Overview of Interactive

Interactivity refers to the various telecommunications signal conversion technologies that output to human sensory organs, such as head-mounted displays and haptic feedback. It includes input technologies represented by position/force/velocity sensors and composite interaction technologies represented by brain-computer interfaces. This includes AR, VR, MR, and other technologies.

Although there is no universal consensus on the exact meaning of interactivity, the most popular definition comes from computer graphics literature. Interactivity is a way of using physical input/output devices to accomplish general tasks in human-computer dialogues. A recent change is that interactivity is the fusion of input and output, composed of all software and hardware elements, providing users with a way to accomplish tasks. Various branches of interactivity, through scanning, modeling, animation design, and other techniques, bring highly realistic virtual humans into the metaverse and provide surreal interaction methods in the symbiotic social environment between humans and machines. At the same time, through XR (VR/AR/MR) and holographic projection technologies, virtual humans can step out of virtual space and seamlessly integrate with real-world scenes, serving as the connector between virtual and physical worlds.

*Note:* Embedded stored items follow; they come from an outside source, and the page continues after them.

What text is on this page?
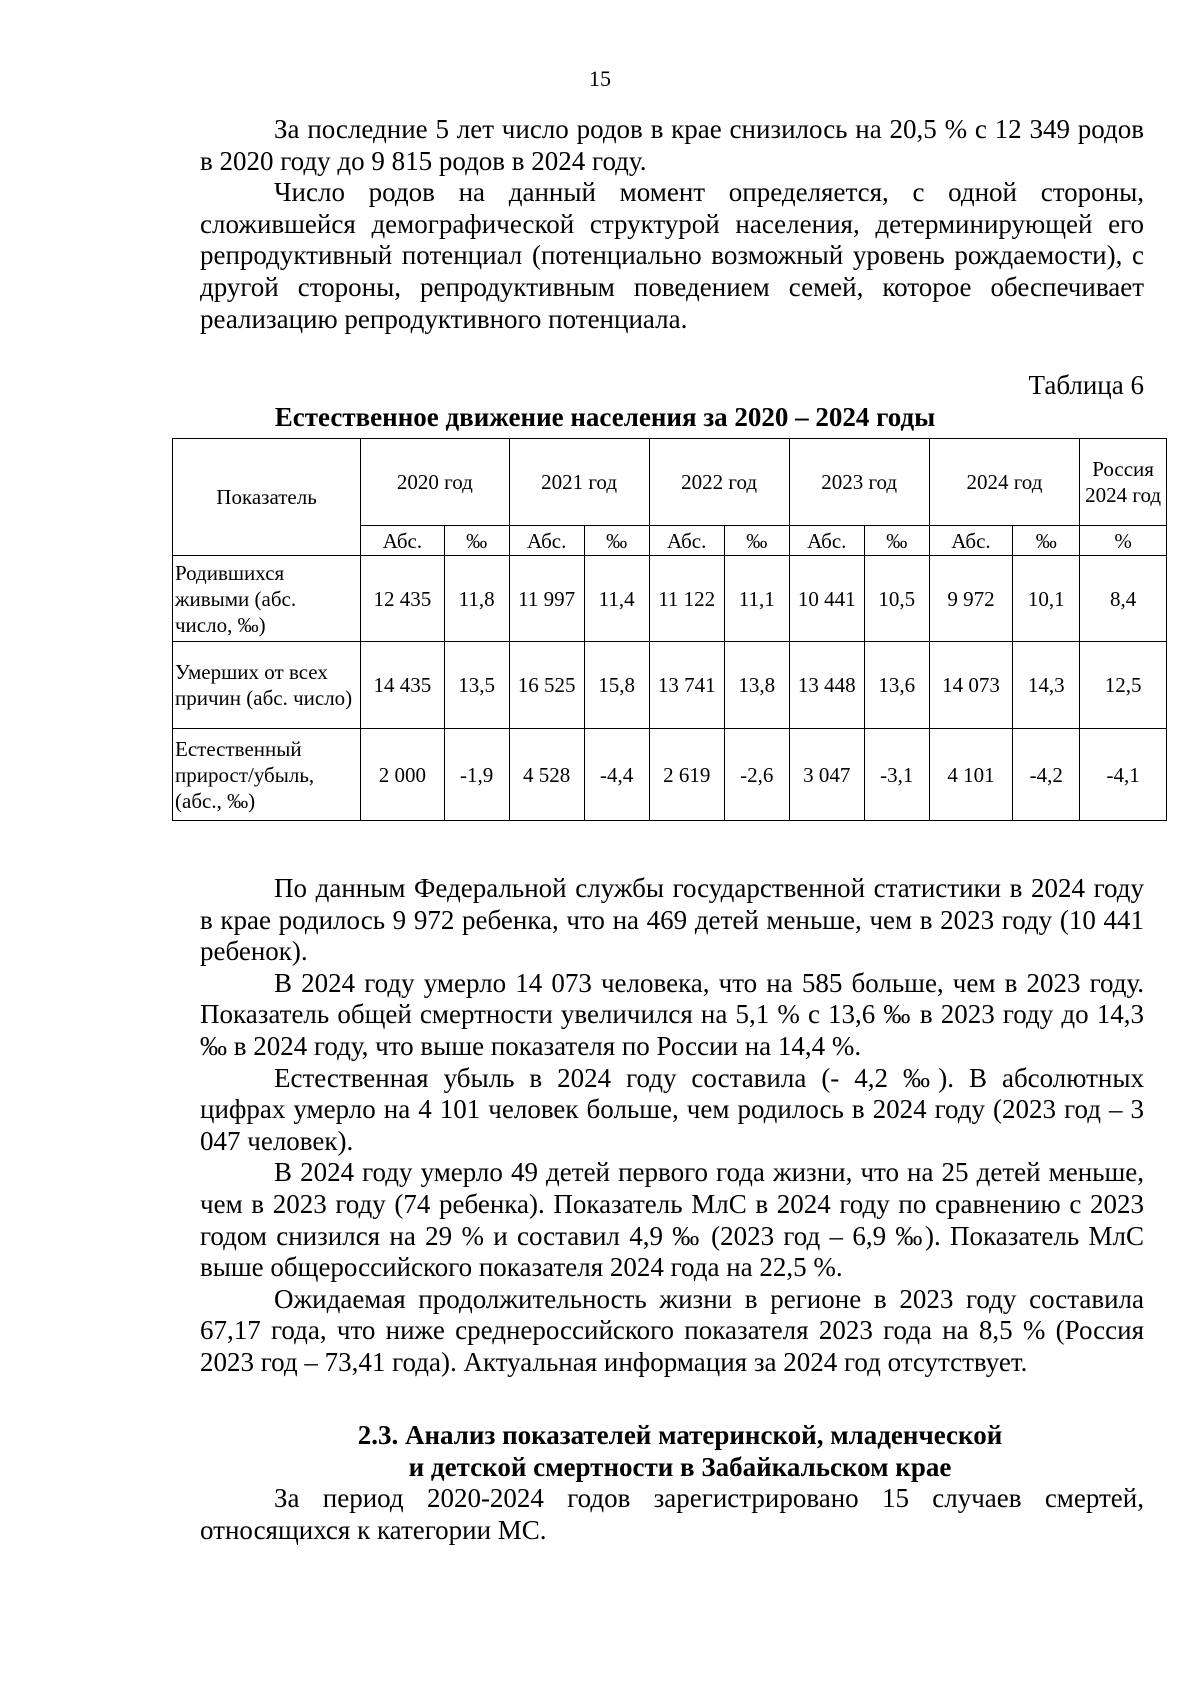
15

За последние 5 лет число родов в крае снизилось на 20,5 % с 12 349 родов в 2020 году до 9 815 родов в 2024 году.

Число родов на данный момент определяется, с одной стороны, сложившейся демографической структурой населения, детерминирующей его репродуктивный потенциал (потенциально возможный уровень рождаемости), с другой стороны, репродуктивным поведением семей, которое обеспечивает реализацию репродуктивного потенциала.

Таблица 6
Естественное движение населения за 2020 – 2024 годы
Показатель	2020 год		2021 год		2022 год		2023 год		2024 год		Россия 2024 год
	Абс.	‰	Абс.	‰	Абс.	‰	Абс.	‰	Абс.	‰	%
Родившихся живыми (абс. число, ‰)	12 435	11,8	11 997	11,4	11 122	11,1	10 441	10,5	9 972	10,1	8,4
Умерших от всех причин (абс. число)	14 435	13,5	16 525	15,8	13 741	13,8	13 448	13,6	14 073	14,3	12,5
Естественный прирост/убыль, (абс., ‰)	2 000	-1,9	4 528	-4,4	2 619	-2,6	3 047	-3,1	4 101	-4,2	-4,1

По данным Федеральной службы государственной статистики в 2024 году в крае родилось 9 972 ребенка, что на 469 детей меньше, чем в 2023 году (10 441 ребенок).

В 2024 году умерло 14 073 человека, что на 585 больше, чем в 2023 году. Показатель общей смертности увеличился на 5,1 % с 13,6 ‰ в 2023 году до 14,3 ‰ в 2024 году, что выше показателя по России на 14,4 %.

Естественная убыль в 2024 году составила (- 4,2 ‰). В абсолютных цифрах умерло на 4 101 человек больше, чем родилось в 2024 году (2023 год – 3 047 человек).

В 2024 году умерло 49 детей первого года жизни, что на 25 детей меньше, чем в 2023 году (74 ребенка). Показатель МлС в 2024 году по сравнению с 2023 годом снизился на 29 % и составил 4,9 ‰ (2023 год – 6,9 ‰). Показатель МлС выше общероссийского показателя 2024 года на 22,5 %.

Ожидаемая продолжительность жизни в регионе в 2023 году составила 67,17 года, что ниже среднероссийского показателя 2023 года на 8,5 % (Россия 2023 год – 73,41 года). Актуальная информация за 2024 год отсутствует.

2.3. Анализ показателей материнской, младенческой
и детской смертности в Забайкальском крае

За период 2020-2024 годов зарегистрировано 15 случаев смертей, относящихся к категории МС.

An interaction task is the unit of user input information, such as inputting a piece of text, issuing a command, or specifying a two-dimensional position. A similar concept is a domain object, which is an application data that can be manipulated by the user. Interactivity serves as the adhesive between physical I/O devices and interaction tasks or domain objects. Different types of interactivity can be used to map a specific device to a specific domain object. For example, pen-based text input has different gesture letters. Generally, the poorer the compatibility between the device and the domain object, the more complex the interactivity. For example, using a mouse to specify a two-dimensional point involves a trivial interactivity, while using a mouse to rotate a three-dimensional object requires more creativity to design the interaction and more code to implement it.

VR simulates a virtual world by using computer-generated environments and immerses users into that environment using devices, creating a sense of being present in the virtual world. It emphasizes real-time interaction between the user and the virtual world, resulting in a closed and immersive virtual experience. The virtual world is not directly visible to us but can be seen through devices such as VR glasses, hence the term "virtual reality."

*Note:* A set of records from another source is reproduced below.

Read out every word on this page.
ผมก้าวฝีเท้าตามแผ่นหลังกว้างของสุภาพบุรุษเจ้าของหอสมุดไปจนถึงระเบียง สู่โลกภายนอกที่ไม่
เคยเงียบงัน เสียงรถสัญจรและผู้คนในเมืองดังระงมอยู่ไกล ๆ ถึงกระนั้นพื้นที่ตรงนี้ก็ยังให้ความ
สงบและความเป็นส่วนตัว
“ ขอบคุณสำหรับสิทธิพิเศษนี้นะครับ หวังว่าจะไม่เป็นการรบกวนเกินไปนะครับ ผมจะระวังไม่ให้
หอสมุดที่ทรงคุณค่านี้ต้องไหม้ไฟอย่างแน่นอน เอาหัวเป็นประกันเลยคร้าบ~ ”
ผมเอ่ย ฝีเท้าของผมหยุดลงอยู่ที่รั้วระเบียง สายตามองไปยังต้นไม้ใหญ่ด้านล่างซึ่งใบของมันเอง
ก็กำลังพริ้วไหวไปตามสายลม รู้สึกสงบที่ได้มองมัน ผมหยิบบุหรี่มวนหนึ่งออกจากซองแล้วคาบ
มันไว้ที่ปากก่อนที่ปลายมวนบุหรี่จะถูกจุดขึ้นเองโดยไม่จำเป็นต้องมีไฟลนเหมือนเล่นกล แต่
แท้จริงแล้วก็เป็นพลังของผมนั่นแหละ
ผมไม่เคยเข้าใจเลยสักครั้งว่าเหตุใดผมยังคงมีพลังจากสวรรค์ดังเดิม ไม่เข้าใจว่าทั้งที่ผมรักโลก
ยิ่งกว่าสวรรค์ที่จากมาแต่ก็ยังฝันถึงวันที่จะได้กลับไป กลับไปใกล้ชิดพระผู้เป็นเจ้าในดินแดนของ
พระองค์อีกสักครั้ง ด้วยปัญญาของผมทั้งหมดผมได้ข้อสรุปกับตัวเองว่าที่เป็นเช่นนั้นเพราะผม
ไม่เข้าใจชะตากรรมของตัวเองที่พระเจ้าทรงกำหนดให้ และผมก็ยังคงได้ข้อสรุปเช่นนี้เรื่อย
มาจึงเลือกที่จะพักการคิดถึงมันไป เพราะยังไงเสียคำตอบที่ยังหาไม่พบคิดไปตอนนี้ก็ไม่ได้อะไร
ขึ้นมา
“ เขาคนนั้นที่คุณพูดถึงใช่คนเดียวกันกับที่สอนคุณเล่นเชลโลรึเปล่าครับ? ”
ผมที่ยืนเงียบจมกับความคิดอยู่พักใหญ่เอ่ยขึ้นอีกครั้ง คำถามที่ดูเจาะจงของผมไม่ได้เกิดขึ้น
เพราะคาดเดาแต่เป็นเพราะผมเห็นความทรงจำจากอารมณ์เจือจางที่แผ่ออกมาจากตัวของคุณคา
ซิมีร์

AR is a new technology that seamlessly integrates real-world information and virtual world information. It takes difficult-to-experience physical information (visual, auditory, taste, tactile, olfactory, etc.) within a certain space in the real world and simulates and overlays it onto the real world using computer and other scientific technologies, perceived by human senses, thereby achieving sensory experiences beyond reality. The real environment and virtual objects are simultaneously superimposed in the same image or space, enhancing the real world, hence the term "augmented reality."

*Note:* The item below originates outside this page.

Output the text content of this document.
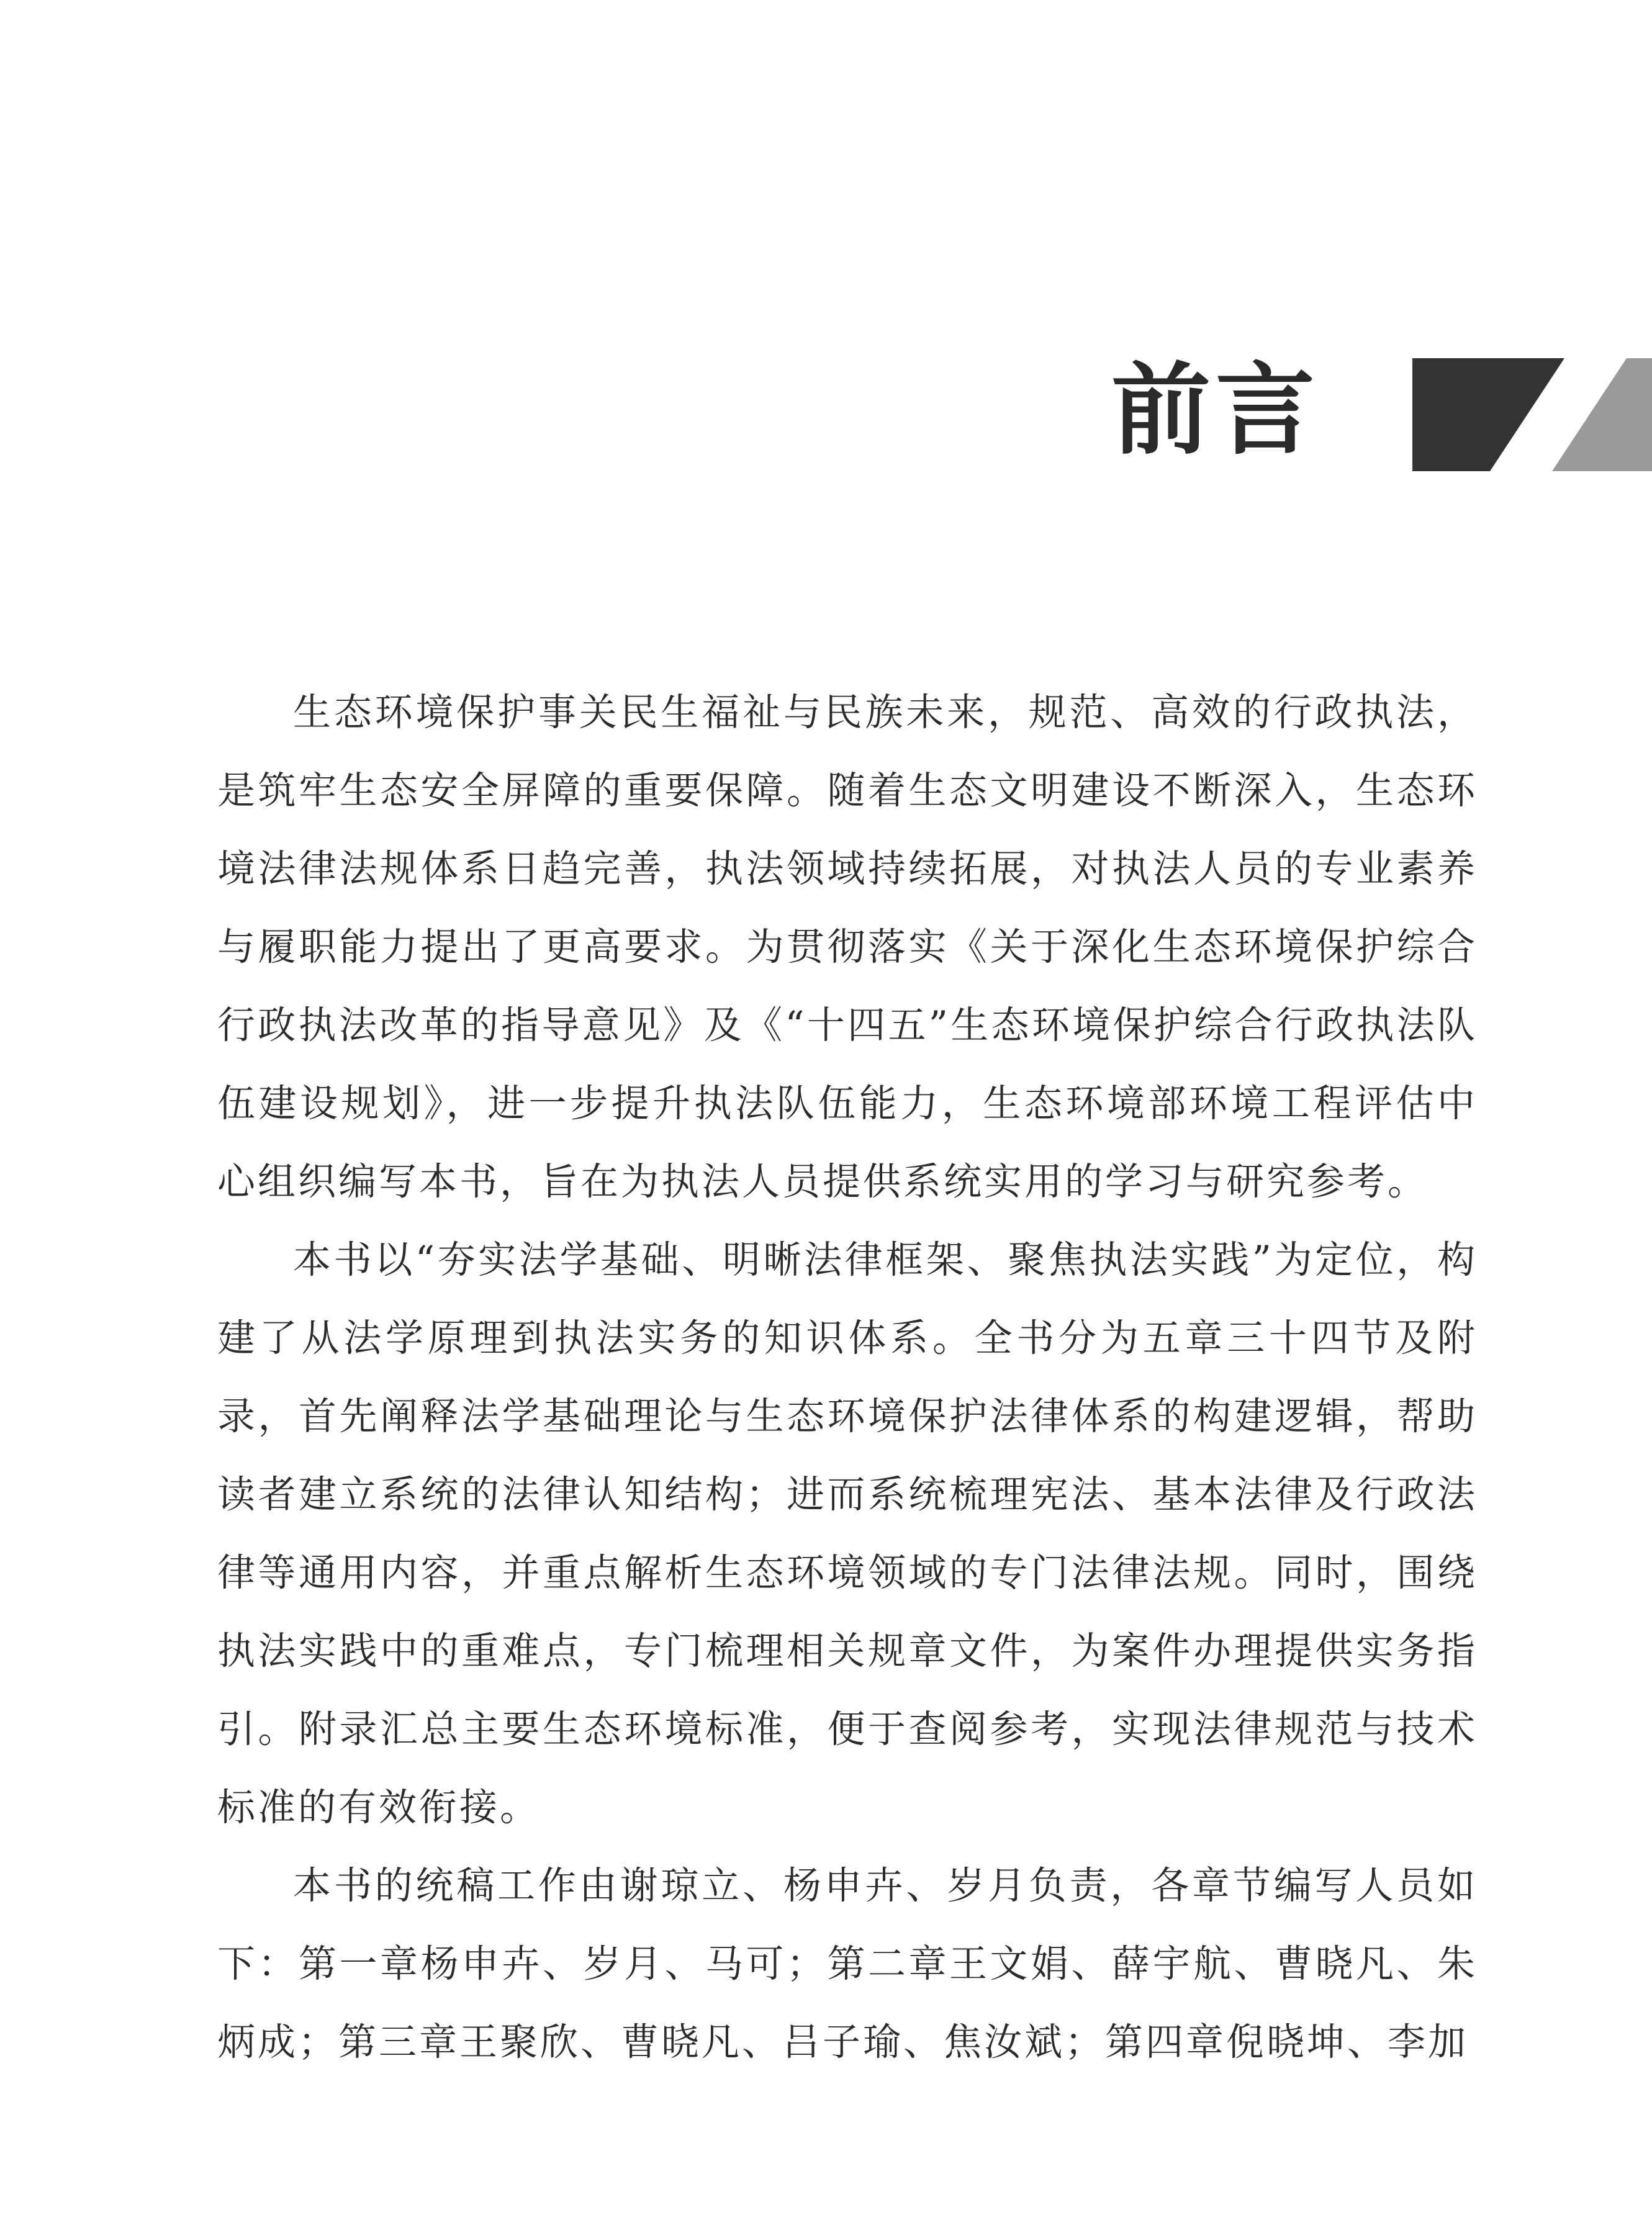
前言

生态环境保护事关民生福祉与民族未来，规范、高效的行政执法，是筑牢生态安全屏障的重要保障。随着生态文明建设不断深入，生态环境法律法规体系日趋完善，执法领域持续拓展，对执法人员的专业素养与履职能力提出了更高要求。为贯彻落实《关于深化生态环境保护综合行政执法改革的指导意见》及《“十四五”生态环境保护综合行政执法队伍建设规划》，进一步提升执法队伍能力，生态环境部环境工程评估中心组织编写本书，旨在为执法人员提供系统实用的学习与研究参考。

本书以“夯实法学基础、明晰法律框架、聚焦执法实践”为定位，构建了从法学原理到执法实务的知识体系。全书分为五章三十四节及附录，首先阐释法学基础理论与生态环境保护法律体系的构建逻辑，帮助读者建立系统的法律认知结构；进而系统梳理宪法、基本法律及行政法律等通用内容，并重点解析生态环境领域的专门法律法规。同时，围绕执法实践中的重难点，专门梳理相关规章文件，为案件办理提供实务指引。附录汇总主要生态环境标准，便于查阅参考，实现法律规范与技术标准的有效衔接。

本书的统稿工作由谢琼立、杨申卉、岁月负责，各章节编写人员如下：第一章杨申卉、岁月、马可；第二章王文娟、薛宇航、曹晓凡、朱炳成；第三章王聚欣、曹晓凡、吕子瑜、焦汝斌；第四章倪晓坤、李加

Although VR and AR have not reached their full potential yet, there are signs of their fusion, which is known as MR. MR blends the real and virtual worlds together to create a new visual environment. In this environment, there are both real objects and virtual information, and it is crucial that it is "real-time" to enhance the user's sense of reality. This is referred to as "mixed reality."

Currently, there are five main ways in which users interact with AR, VR, XR, and MR: eye-tracking-based eye-controlled interaction, natural language-based voice interaction, body-based gesture interaction, and neuron-based brain-machine (interface) interaction.